Updated question
In my query I aggregate on date and then on sensor name. It is possible to calculate a ratio from a nested aggregation and the total count of documents (or any other aggregation) of the parent bucket? Example query:
{
"size": 0,
"aggs": {
"over_time": {
"aggs": {
"by_date": {
"date_histogram": {
"field": "date",
"interval": "1d",
"min_doc_count": 0
},
"aggs": {
"measure_count": {
"cardinality": {
"field": "date"
}
},
"all_count": {
"value_count": {
"field": "name"
}
},
"by_name": {
"terms": {
"field": "name",
"size": 0
},
"aggs": {
"count_by_name": {
"value_count": {
"field": "name"
}
},
"my ratio": count_by_name / all_count * 100 <-- How to do that?
}
}
}
}
}
}
}
}
I want a custom metric that gives me the ratio count_by_name / all_count * 100. Is that possible in ES, or do I have to compute that on the client? This seems very simple to me, but I haven't found a way yet.
Old post:
Is there a way to let Elasticsearch consider the overall count of documents (or any other metric) when calculating the average for a bucket?

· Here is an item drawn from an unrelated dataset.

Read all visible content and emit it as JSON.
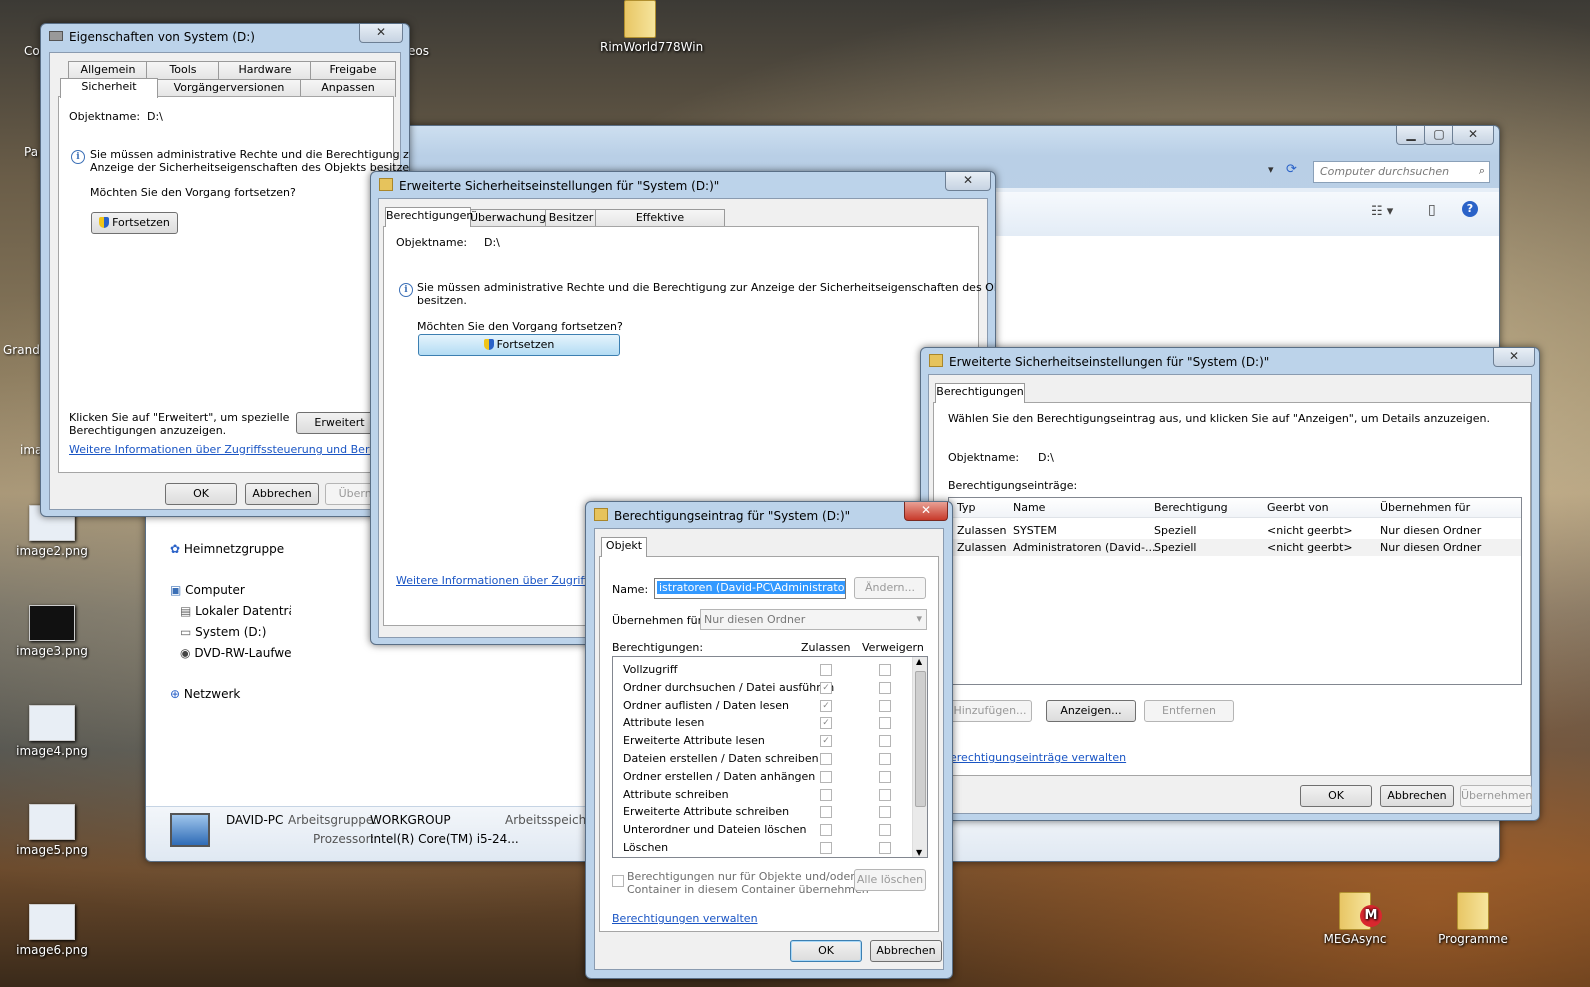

Example: I have like 100000 sensors that generate events on different times. Every event is indexed as a document that has a timestamp and a value.
When I want to calculate a ratio of the value and a date histogram, and some sensors only generated values at one time, I want Elasticsearch to treat the not existing values(documents) for my sensors as 0 instead of null. So when aggregating by day and a sensor only has generated two values at 10pm (3) and 11pm (5), the aggregate for the day should be (3+5)/24, or formal: SUM(VALUE)/24.
Instead, Elasticsearch calculates the average like (3+5)/2, which is not correct in my case.
There was once a ticket on Github https://github.com/elastic/elasticsearch/issues/9745, but the answer was "handle it in your application". That's no answer for me, as I would have to generate zillions of zero-Value documents for every sensor/time combination to get the average ratio right.
Any ideas on this?